Organisé simultanément dans une soixantaine de pays, dont la Belgique, le scrutin se déroulera du 27 mars au 9 avril prochains, tandis qu'il est fixé au 16 avril en Turquie.

Alors que la révision constitutionnelle proposée par le Parti de la Justice et du Développement (AKP) - au pouvoir depuis plus de dix ans - déchaîne les passions en Turquie, ce sont les Turcs de la diaspora qui s'exprimeront les premiers sur l'élargissement des pouvoirs de Recep Tayyip Erdogan, dont le parti veut "renforcer la stabilité de l'Etat", secoué l'année dernière par une vague d'attentats et une tentative de putsch manquée.

Selon les derniers sondages publiés en Turquie, le résultat s'annonce serré. Le camp des partisans à la réforme est toujours au coude à coude avec celui des opposants, qui dénoncent une dérive autoritaire.

Le clivage est tout aussi profond en Europe, où les dirigeants de l'ancienne puissance ottomane ont tenté de faire campagne en faveur du "oui" auprès de la diaspora turque d'Allemagne, des Pays-Bas et de France, notamment, déclenchant parfois l'ire de leurs homologues européens. "Les opinions sont plurielles. Il y a ceux qui soutiennent le président Erdogan de façon inconditionnelle, ceux qui sont satisfaits de son bilan mais se méfient de la transition vers un régime présidentiel, ou ceux encore qui y sont totalement opposés", souligne le chercheur à l'Institut des sciences politiques de l'UCL, Vincent Eiffling. Sans compter ceux qui ne se prononceront pas.

"Même s'il s'agit d'un référendum portant sur une modification de la Constitution, il est perçu comme un plébiscite par certains qui voteront 'oui' parce qu'ils soutiennent le gouvernement ou 'non' parce qu'ils s'y opposent", renchérit Seyma Gelen, analyste politique et chercheuse à l'ULB. Du reste, "les taux de oui, de non et d'abstention dépendront d'un pays à l'autre, voire d'une région à l'autre", poursuit-elle, estimant que les positions de rejet adoptées par les pays européens face au gouvernement et au président turcs favoriseront la participation des citoyens pro-gouvernementaux et pro-Erdogan.

En Belgique, où de nombreux Turcs ont émigré comme travailleurs invités dans les secteurs du charbon et du textile dans les années 60, il est difficile de prédire l'issue du vote. Si l'on en croit les résultats des dernières élections législatives turques, tenues en juin 2015, les Belgo-Turcs qui s'étaient rendus aux urnes avaient largement plébiscité l'AKP en Flandre, et dans une moindre mesure à Bruxelles et en Wallonie.
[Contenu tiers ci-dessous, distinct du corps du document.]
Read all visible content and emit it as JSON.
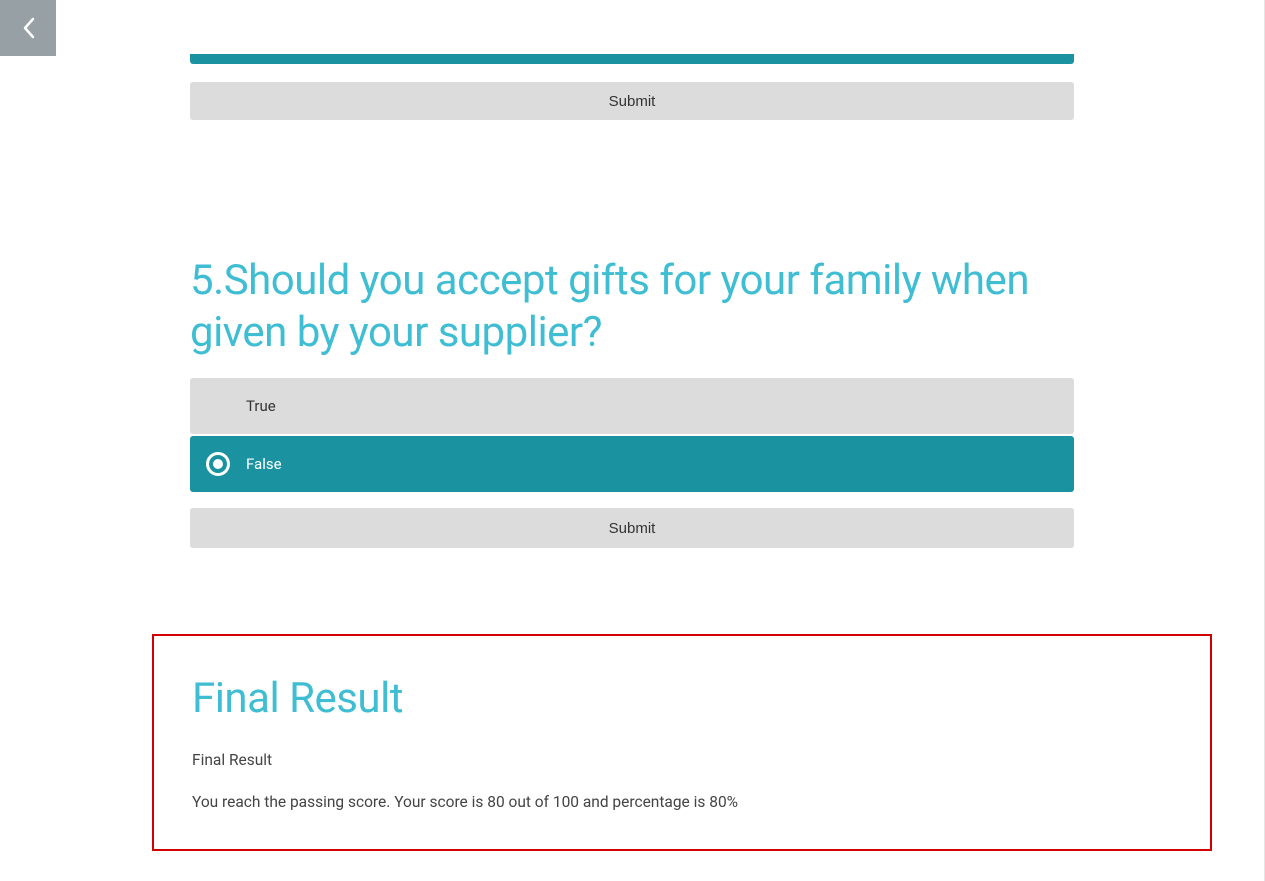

Le Parti de la Justice et du Développement avait alors obtenu 62,93% des voix en Belgique, avec un taux de participation de 35%.
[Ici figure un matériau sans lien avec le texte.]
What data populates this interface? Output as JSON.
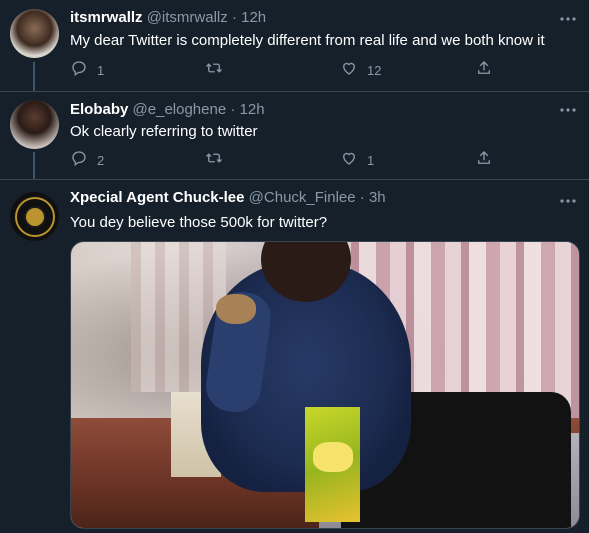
{
  "tweets": [
    {
      "name": "itsmrwallz",
      "handle": "@itsmrwallz",
      "separator": "·",
      "time": "12h",
      "text": "My dear Twitter is completely different from real life and we both know it",
      "replies": "1",
      "retweets": "",
      "likes": "12"
    },
    {
      "name": "Elobaby",
      "handle": "@e_eloghene",
      "separator": "·",
      "time": "12h",
      "text": "Ok clearly referring to twitter",
      "replies": "2",
      "retweets": "",
      "likes": "1"
    },
    {
      "name": "Xpecial Agent Chuck-lee",
      "handle": "@Chuck_Finlee",
      "separator": "·",
      "time": "3h",
      "text": "You dey believe those 500k for twitter?"
    }
  ],
  "icons": {
    "more": "more-dots-icon",
    "reply": "reply-icon",
    "retweet": "retweet-icon",
    "like": "heart-icon",
    "share": "share-icon"
  },
  "colors": {
    "background": "#15202b",
    "muted_text": "#8899a6",
    "divider": "#38444d",
    "thread_line": "#3d5466"
  }
}
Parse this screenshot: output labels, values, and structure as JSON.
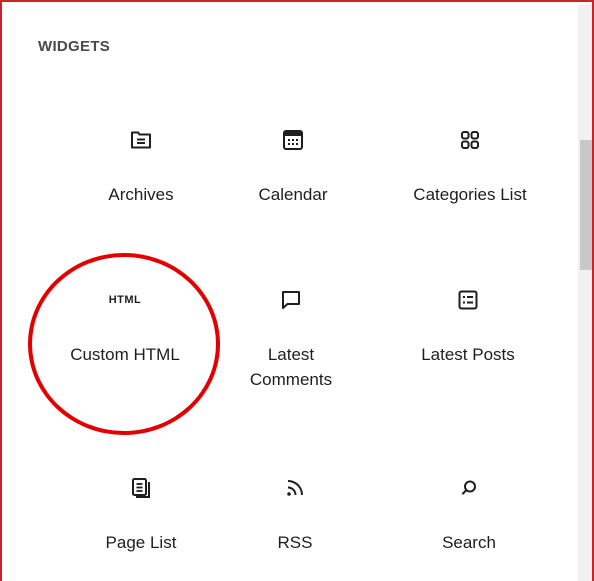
{
  "panel": {
    "section_title": "WIDGETS"
  },
  "widgets": [
    {
      "label": "Archives",
      "icon": "archive-folder-icon"
    },
    {
      "label": "Calendar",
      "icon": "calendar-icon"
    },
    {
      "label": "Categories List",
      "icon": "categories-grid-icon"
    },
    {
      "label": "Custom HTML",
      "icon": "html-icon",
      "icon_text": "HTML"
    },
    {
      "label": "Latest Comments",
      "label_line1": "Latest",
      "label_line2": "Comments",
      "icon": "comment-bubble-icon"
    },
    {
      "label": "Latest Posts",
      "icon": "post-list-icon"
    },
    {
      "label": "Page List",
      "icon": "page-list-icon"
    },
    {
      "label": "RSS",
      "icon": "rss-icon"
    },
    {
      "label": "Search",
      "icon": "search-icon"
    }
  ],
  "colors": {
    "frame_border": "#cc2229",
    "annotation": "#e30000",
    "text": "#1e1e1e",
    "scrollbar_track": "#f1f1f1",
    "scrollbar_thumb": "#c8c8c8"
  }
}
"Beaucoup d'entre eux, lorsqu'ils voyagent en Turquie, constatent que le pays a énormément changé ces dernières années et attribuent cette évolution à M. Erdogan qui, d'un point de vue strictement économique, fait du bon travail", explique Vincent Eiffling. "Mais ce résultat tient aussi au fait que beaucoup s'informent principalement à travers les médias turcs, dont une large majorité est pro-Erdogan", poursuit-il, ajoutant qu'il s'agit d'un "problème sous-estimé en Europe".
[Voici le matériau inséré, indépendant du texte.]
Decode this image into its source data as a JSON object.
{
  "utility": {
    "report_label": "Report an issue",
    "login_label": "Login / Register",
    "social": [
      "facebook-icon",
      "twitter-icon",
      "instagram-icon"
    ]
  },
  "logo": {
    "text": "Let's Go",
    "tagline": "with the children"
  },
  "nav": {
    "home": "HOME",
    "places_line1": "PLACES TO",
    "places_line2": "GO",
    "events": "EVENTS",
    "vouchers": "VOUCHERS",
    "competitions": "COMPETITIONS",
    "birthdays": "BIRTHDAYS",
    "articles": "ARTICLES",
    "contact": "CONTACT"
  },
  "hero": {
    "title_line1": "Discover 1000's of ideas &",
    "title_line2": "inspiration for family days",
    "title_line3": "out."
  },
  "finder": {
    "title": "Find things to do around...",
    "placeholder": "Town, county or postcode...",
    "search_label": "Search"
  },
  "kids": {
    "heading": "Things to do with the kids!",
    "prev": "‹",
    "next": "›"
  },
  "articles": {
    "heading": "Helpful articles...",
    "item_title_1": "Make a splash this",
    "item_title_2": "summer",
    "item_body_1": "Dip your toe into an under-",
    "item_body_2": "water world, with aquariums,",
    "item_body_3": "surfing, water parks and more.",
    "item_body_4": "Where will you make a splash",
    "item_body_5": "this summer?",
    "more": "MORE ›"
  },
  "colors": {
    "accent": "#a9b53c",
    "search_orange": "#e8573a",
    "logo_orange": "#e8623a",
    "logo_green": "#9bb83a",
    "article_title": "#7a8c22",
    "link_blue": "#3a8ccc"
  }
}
Depuis le coup d'Etat manqué en Turquie, des dizaines de médias et d'associations ont été fermés sur ordre des autorités et de nombreux journalistes licenciés. "La plupart des médias turcs ne sont plus que l'écho des discours polarisants d'Erdogan, qui alimentent les tensions entre les membres de la communauté", affirme Hüseyin Çakmak, porte-parole de Fedactio, une fédération d'associations belgo-turques proches du prédicateur Fethullah Gülen, accusé par Ankara d'avoir ourdi la tentative de putsch du 15 juillet dernier.

Selon lui, si à l'approche du référendum aucun incident majeur n'a été constaté en Belgique, les attaques verbales envers les opposants à la réforme constitutionnelle sont toutefois bien réelles. "Elles se concentrent en langue turque sur les réseaux sociaux", précise-t-il.

D'après le consulat général de Turquie à Bruxelles, quelque 68.000 Turcs et Belgo-Turcs se sont inscrits en Belgique pour participer au scrutin. Le vote se déroulera à Bruxelles et Anvers.